# Habitat for hucrappity



## Try'n Hard (Oct 23, 2008)

My crappie left and without a better bottom machine, I’m giving up finding them so I’ve decided to turn my efforts to more humanitarian causes! These high dollar homes were originally between $60 and $100 each but I got a deal (recycle pile) and will be picking up another couple of loads tomorrow. Guessing crappie will be back next month and I can’t wait to see the look on their little faces!!!!


----------



## DMC (Nov 28, 2010)

Go for it .I wish we could do it here. It is a good thing to do to help out the fish.


----------



## MrFish (Aug 21, 2009)

I guess I would resort to pilfering the Christmas tree pile if I couldn't shoot a monster buck in my backyard too.....


----------



## Try'n Hard (Oct 23, 2008)

MrFish said:


> I guess I would resort to pilfering the Christmas tree pile if I couldn't shoot a monster buck in my backyard too.....

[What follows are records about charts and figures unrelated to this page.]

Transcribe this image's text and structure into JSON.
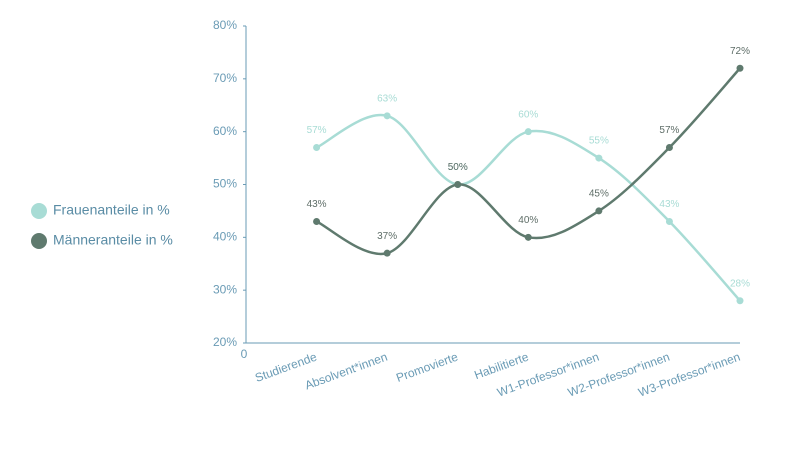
{
  "chart_data": {
    "type": "line",
    "categories": [
      "Studierende",
      "Absolvent*innen",
      "Promovierte",
      "Habilitierte",
      "W1-Professor*innen",
      "W2-Professor*innen",
      "W3-Professor*innen"
    ],
    "series": [
      {
        "name": "Frauenanteile in %",
        "color": "#a8dcd5",
        "values": [
          57,
          63,
          50,
          60,
          55,
          43,
          28
        ],
        "value_labels": [
          "57%",
          "63%",
          "50%",
          "60%",
          "55%",
          "43%",
          "28%"
        ]
      },
      {
        "name": "Männeranteile in %",
        "color": "#5f7a6e",
        "values": [
          43,
          37,
          50,
          40,
          45,
          57,
          72
        ],
        "value_labels": [
          "43%",
          "37%",
          "50%",
          "40%",
          "45%",
          "57%",
          "72%"
        ]
      }
    ],
    "ylim": [
      20,
      80
    ],
    "yticks": [
      {
        "value": 20,
        "label": "20%"
      },
      {
        "value": 30,
        "label": "30%"
      },
      {
        "value": 40,
        "label": "40%"
      },
      {
        "value": 50,
        "label": "50%"
      },
      {
        "value": 60,
        "label": "60%"
      },
      {
        "value": 70,
        "label": "70%"
      },
      {
        "value": 80,
        "label": "80%"
      }
    ],
    "x_axis_origin_label": "0",
    "grid": false,
    "legend": "left"
  }
}
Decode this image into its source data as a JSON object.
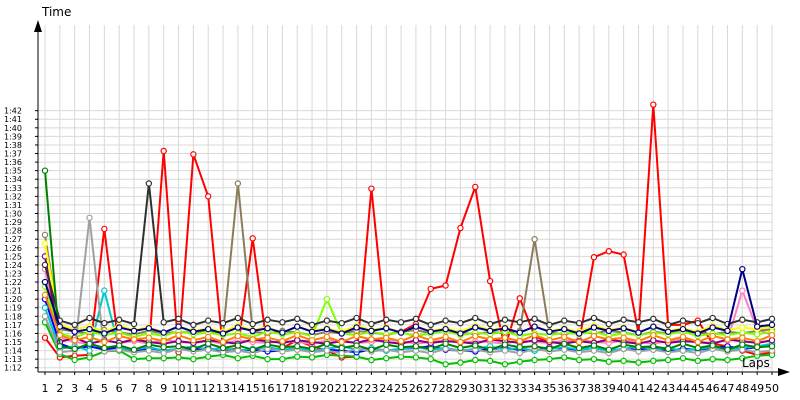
{
  "chart_data": {
    "type": "line",
    "xlabel": "Laps",
    "ylabel": "Time",
    "x": [
      1,
      2,
      3,
      4,
      5,
      6,
      7,
      8,
      9,
      10,
      11,
      12,
      13,
      14,
      15,
      16,
      17,
      18,
      19,
      20,
      21,
      22,
      23,
      24,
      25,
      26,
      27,
      28,
      29,
      30,
      31,
      32,
      33,
      34,
      35,
      36,
      37,
      38,
      39,
      40,
      41,
      42,
      43,
      44,
      45,
      46,
      47,
      48,
      49,
      50
    ],
    "x_tick_labels": [
      "1",
      "2",
      "3",
      "4",
      "5",
      "6",
      "7",
      "8",
      "9",
      "10",
      "11",
      "12",
      "13",
      "14",
      "15",
      "16",
      "17",
      "18",
      "19",
      "20",
      "21",
      "22",
      "23",
      "24",
      "25",
      "26",
      "27",
      "28",
      "29",
      "30",
      "31",
      "32",
      "33",
      "34",
      "35",
      "36",
      "37",
      "38",
      "39",
      "40",
      "41",
      "42",
      "43",
      "44",
      "45",
      "46",
      "47",
      "48",
      "49",
      "50"
    ],
    "y_tick_labels": [
      "1:12",
      "1:13",
      "1:14",
      "1:15",
      "1:16",
      "1:17",
      "1:18",
      "1:19",
      "1:20",
      "1:21",
      "1:22",
      "1:23",
      "1:24",
      "1:25",
      "1:26",
      "1:27",
      "1:28",
      "1:29",
      "1:30",
      "1:31",
      "1:32",
      "1:33",
      "1:34",
      "1:35",
      "1:36",
      "1:37",
      "1:38",
      "1:39",
      "1:40",
      "1:41",
      "1:42"
    ],
    "ylim": [
      71.5,
      112
    ],
    "xlim": [
      1,
      50
    ],
    "grid": true,
    "legend": "none",
    "series": [
      {
        "color": "#ff0000",
        "values": [
          75.5,
          73.2,
          73.4,
          73.5,
          88.2,
          74.1,
          73.9,
          74.2,
          97.3,
          73.8,
          96.9,
          92.0,
          74.1,
          74.2,
          87.1,
          74.0,
          74.3,
          75.2,
          74.5,
          74.0,
          73.2,
          73.3,
          92.9,
          75.8,
          76.2,
          77.1,
          81.2,
          81.6,
          88.3,
          93.1,
          82.1,
          74.3,
          80.1,
          75.7,
          74.9,
          75.1,
          75.0,
          84.9,
          85.6,
          85.2,
          76.0,
          102.7,
          77.0,
          77.0,
          77.5,
          74.8,
          74.5,
          74.0,
          73.5,
          73.8
        ]
      },
      {
        "color": "#00c000",
        "values": [
          77.3,
          73.6,
          72.9,
          73.2,
          73.9,
          74.0,
          73.0,
          73.1,
          73.1,
          73.2,
          73.0,
          73.3,
          73.5,
          73.1,
          73.4,
          73.0,
          73.0,
          73.3,
          73.2,
          73.5,
          73.4,
          73.3,
          72.9,
          73.1,
          73.3,
          73.2,
          73.0,
          72.4,
          72.6,
          72.9,
          72.8,
          72.4,
          72.7,
          72.9,
          73.0,
          73.2,
          72.9,
          73.0,
          72.7,
          72.8,
          72.6,
          72.8,
          72.9,
          73.1,
          72.8,
          73.0,
          72.9,
          73.1,
          73.4,
          73.5
        ]
      },
      {
        "color": "#0000ff",
        "values": [
          80.0,
          74.8,
          74.2,
          74.5,
          74.1,
          74.4,
          73.9,
          74.3,
          74.0,
          74.2,
          74.1,
          74.3,
          73.8,
          74.0,
          74.1,
          73.9,
          74.0,
          74.2,
          73.9,
          74.1,
          74.0,
          73.8,
          74.1,
          74.0,
          74.2,
          74.3,
          74.5,
          74.1,
          74.0,
          73.9,
          74.2,
          74.3,
          74.1,
          74.0,
          74.4,
          74.2,
          74.1,
          74.3,
          74.0,
          74.2,
          74.1,
          74.3,
          74.0,
          74.2,
          74.1,
          74.3,
          74.5,
          74.2,
          74.4,
          74.8
        ]
      },
      {
        "color": "#ff80c0",
        "values": [
          83.5,
          75.5,
          75.0,
          74.8,
          75.2,
          74.9,
          75.1,
          74.8,
          75.3,
          75.0,
          74.9,
          75.1,
          74.8,
          75.2,
          75.0,
          74.9,
          75.1,
          75.0,
          74.8,
          75.2,
          75.1,
          74.9,
          75.0,
          75.3,
          75.1,
          74.8,
          75.0,
          75.2,
          74.9,
          75.1,
          75.0,
          74.8,
          75.2,
          75.0,
          74.9,
          75.1,
          75.3,
          75.0,
          74.9,
          75.2,
          75.0,
          74.8,
          75.1,
          75.3,
          75.0,
          74.9,
          75.2,
          81.0,
          76.5,
          75.8
        ]
      },
      {
        "color": "#8b7d5a",
        "values": [
          87.5,
          76.5,
          76.2,
          76.0,
          76.4,
          76.1,
          75.9,
          76.3,
          76.0,
          76.2,
          76.1,
          76.4,
          75.9,
          93.5,
          76.2,
          76.0,
          76.3,
          76.1,
          75.8,
          76.2,
          76.0,
          76.3,
          76.1,
          75.9,
          76.2,
          76.4,
          76.0,
          76.3,
          76.1,
          75.9,
          76.2,
          76.0,
          76.3,
          87.0,
          76.1,
          75.9,
          76.2,
          76.0,
          76.3,
          76.1,
          75.8,
          76.2,
          76.0,
          76.3,
          76.1,
          75.9,
          76.2,
          76.0,
          76.3,
          76.5
        ]
      },
      {
        "color": "#00c8c8",
        "values": [
          79.0,
          74.2,
          74.5,
          74.0,
          81.0,
          74.3,
          74.1,
          74.4,
          74.0,
          74.2,
          74.5,
          74.1,
          74.3,
          74.0,
          74.2,
          74.4,
          74.1,
          74.3,
          74.0,
          74.2,
          74.5,
          74.1,
          74.3,
          74.0,
          74.2,
          74.4,
          74.1,
          74.3,
          74.0,
          74.2,
          74.5,
          74.1,
          74.3,
          74.0,
          74.2,
          74.4,
          74.1,
          74.3,
          74.0,
          74.2,
          74.5,
          74.1,
          74.3,
          74.0,
          74.2,
          74.4,
          74.1,
          74.3,
          74.5,
          74.8
        ]
      },
      {
        "color": "#80ff00",
        "values": [
          81.5,
          76.0,
          75.5,
          76.2,
          75.8,
          76.1,
          75.6,
          76.0,
          75.7,
          76.3,
          75.9,
          76.1,
          75.8,
          76.0,
          75.6,
          76.2,
          75.9,
          76.1,
          75.7,
          80.0,
          76.0,
          75.8,
          76.2,
          75.9,
          76.1,
          75.7,
          76.0,
          76.3,
          75.8,
          76.1,
          75.9,
          76.2,
          75.7,
          76.0,
          75.8,
          76.1,
          75.9,
          76.2,
          75.7,
          76.0,
          75.8,
          76.1,
          75.9,
          76.2,
          75.7,
          76.0,
          75.8,
          76.1,
          75.9,
          76.2
        ]
      },
      {
        "color": "#800080",
        "values": [
          85.0,
          75.0,
          75.5,
          74.8,
          75.2,
          74.9,
          75.3,
          75.0,
          74.8,
          75.1,
          74.9,
          75.2,
          75.0,
          74.8,
          75.3,
          75.1,
          74.9,
          75.2,
          75.0,
          74.8,
          75.1,
          74.9,
          75.3,
          75.0,
          74.8,
          75.2,
          74.9,
          75.1,
          75.0,
          74.8,
          75.3,
          75.1,
          74.9,
          75.2,
          75.0,
          74.8,
          75.1,
          74.9,
          75.3,
          75.0,
          74.8,
          75.2,
          74.9,
          75.1,
          75.0,
          74.8,
          75.3,
          75.1,
          74.9,
          75.2
        ]
      },
      {
        "color": "#ffff00",
        "values": [
          86.5,
          77.0,
          76.5,
          76.8,
          76.2,
          76.9,
          76.4,
          76.7,
          76.1,
          76.8,
          76.3,
          76.6,
          76.2,
          76.9,
          76.4,
          76.7,
          76.1,
          76.8,
          76.3,
          76.6,
          76.2,
          76.9,
          76.4,
          76.7,
          76.1,
          76.8,
          76.3,
          76.6,
          76.2,
          76.9,
          76.4,
          76.7,
          76.1,
          76.8,
          76.3,
          76.6,
          76.2,
          76.9,
          76.4,
          76.7,
          76.1,
          76.8,
          76.3,
          76.6,
          76.2,
          76.9,
          76.4,
          76.7,
          76.5,
          76.8
        ]
      },
      {
        "color": "#a0a0a0",
        "values": [
          78.0,
          73.8,
          74.0,
          89.5,
          73.9,
          74.1,
          73.8,
          74.0,
          73.7,
          74.2,
          73.9,
          74.1,
          73.8,
          74.0,
          73.7,
          74.2,
          73.9,
          74.1,
          73.8,
          74.0,
          73.7,
          74.2,
          73.9,
          74.1,
          73.8,
          74.0,
          73.7,
          74.2,
          73.9,
          74.1,
          73.8,
          74.0,
          73.7,
          74.2,
          73.9,
          74.1,
          73.8,
          74.0,
          73.7,
          74.2,
          73.9,
          74.1,
          73.8,
          74.0,
          73.7,
          74.2,
          73.9,
          74.1,
          73.8,
          74.0
        ]
      },
      {
        "color": "#303030",
        "values": [
          84.0,
          77.5,
          77.0,
          77.8,
          77.2,
          77.6,
          77.1,
          93.5,
          77.3,
          77.7,
          77.0,
          77.5,
          77.2,
          77.8,
          77.1,
          77.6,
          77.3,
          77.7,
          77.0,
          77.5,
          77.2,
          77.8,
          77.1,
          77.6,
          77.3,
          77.7,
          77.0,
          77.5,
          77.2,
          77.8,
          77.1,
          77.6,
          77.3,
          77.7,
          77.0,
          77.5,
          77.2,
          77.8,
          77.1,
          77.6,
          77.3,
          77.7,
          77.0,
          77.5,
          77.2,
          77.8,
          77.1,
          77.6,
          77.3,
          77.7
        ]
      },
      {
        "color": "#008000",
        "values": [
          95.0,
          74.5,
          74.2,
          74.8,
          74.3,
          74.6,
          74.1,
          74.7,
          74.4,
          74.5,
          74.2,
          74.8,
          74.3,
          74.6,
          74.1,
          74.7,
          74.4,
          74.5,
          74.2,
          74.8,
          74.3,
          74.6,
          74.1,
          74.7,
          74.4,
          74.5,
          74.2,
          74.8,
          74.3,
          74.6,
          74.1,
          74.7,
          74.4,
          74.5,
          74.2,
          74.8,
          74.3,
          74.6,
          74.1,
          74.7,
          74.4,
          74.5,
          74.2,
          74.8,
          74.3,
          74.6,
          74.1,
          74.7,
          74.4,
          74.5
        ]
      },
      {
        "color": "#000080",
        "values": [
          82.0,
          76.8,
          76.2,
          76.5,
          76.0,
          76.7,
          76.3,
          76.6,
          76.1,
          76.8,
          76.2,
          76.5,
          76.0,
          76.7,
          76.3,
          76.6,
          76.1,
          76.8,
          76.2,
          76.5,
          76.0,
          76.7,
          76.3,
          76.6,
          76.1,
          76.8,
          76.2,
          76.5,
          76.0,
          76.7,
          76.3,
          76.6,
          76.1,
          76.8,
          76.2,
          76.5,
          76.0,
          76.7,
          76.3,
          76.6,
          76.1,
          76.8,
          76.2,
          76.5,
          76.0,
          76.7,
          76.3,
          83.5,
          76.8,
          77.0
        ]
      },
      {
        "color": "#ff8000",
        "values": [
          80.5,
          75.8,
          75.2,
          75.6,
          75.0,
          75.7,
          75.3,
          75.5,
          75.1,
          75.8,
          75.2,
          75.6,
          75.0,
          75.7,
          75.3,
          75.5,
          75.1,
          75.8,
          75.2,
          75.6,
          75.0,
          75.7,
          75.3,
          75.5,
          75.1,
          75.8,
          75.2,
          75.6,
          75.0,
          75.7,
          75.3,
          75.5,
          75.1,
          75.8,
          75.2,
          75.6,
          75.0,
          75.7,
          75.3,
          75.5,
          75.1,
          75.8,
          75.2,
          75.6,
          75.0,
          75.7,
          75.3,
          75.5,
          75.1,
          75.8
        ]
      }
    ]
  }
}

.............dang. When you put it like that this don’t make as much sense as I thought


----------



## MrFish (Aug 21, 2009)

Try'n Hard said:


> .............dang. When you put it like that this don’t make as much sense as I thought


I can come remove temptation. Let me know......


----------



## countryjwh (Nov 20, 2007)

Tryin, you gonna tie them to cinder blocks? Or put in buckets with concrete or just drop em.


----------



## Bodupp (Oct 3, 2007)

If you put them in buckets of concrete, try a couple upside down - with the treetop in the concrete. Creates more of an umbrella effect and jigs won't hang as easily.


----------



## Try'n Hard (Oct 23, 2008)

countryjwh said:


> Tryin, you gonna tie them to cinder blocks? Or put in buckets with concrete or just drop em.




Just gonna wire them to a landscape stone and drop 5 in a pile. The buckets are better but by the time you get them full of concrete, rebar added where they won’t fall over, and sunk you won’t have time to fish.


----------



## sureicanfish (Sep 30, 2007)

There was a roll-off dumpster full of them behind home Depot the other day. I can almost guarantee they wouldn't give you one but they'll throw 50 of them away... Maybe cruise through after dark!


----------



## Realtor (Oct 1, 2007)

how do you sink them? rope and a cinder block?


----------



## countryjwh (Nov 20, 2007)

Try'n Hard said:


> Just gonna wire them to a landscape stone and drop 5 in a pile. The buckets are better but by the time you get them full of concrete, rebar added where they won’t fall over, and sunk you won’t have time to fish.


That sounds a lot like I would do it. Easier and way more cover than one tree.


----------



## Try'n Hard (Oct 23, 2008)

Quantity trumps quality in this case


----------



## Bodupp (Oct 3, 2007)

Don't expect a lot of crappie the first year. My Pop used to say they need some algae or "growth" on them to be productive.


----------



## Try'n Hard (Oct 23, 2008)

Plankton attracts Minnows and it starts to grow above 70 degrees. Water temp now is in the 40’s. I have one spot with a Christmas tree that has been there at least 5 years. It’s been nothing but a 40 quart ice chest sized clump with a cinder block wired to it. I’ve pulled it up several times lol. I’ve caught a lot of crappie on that thing!


----------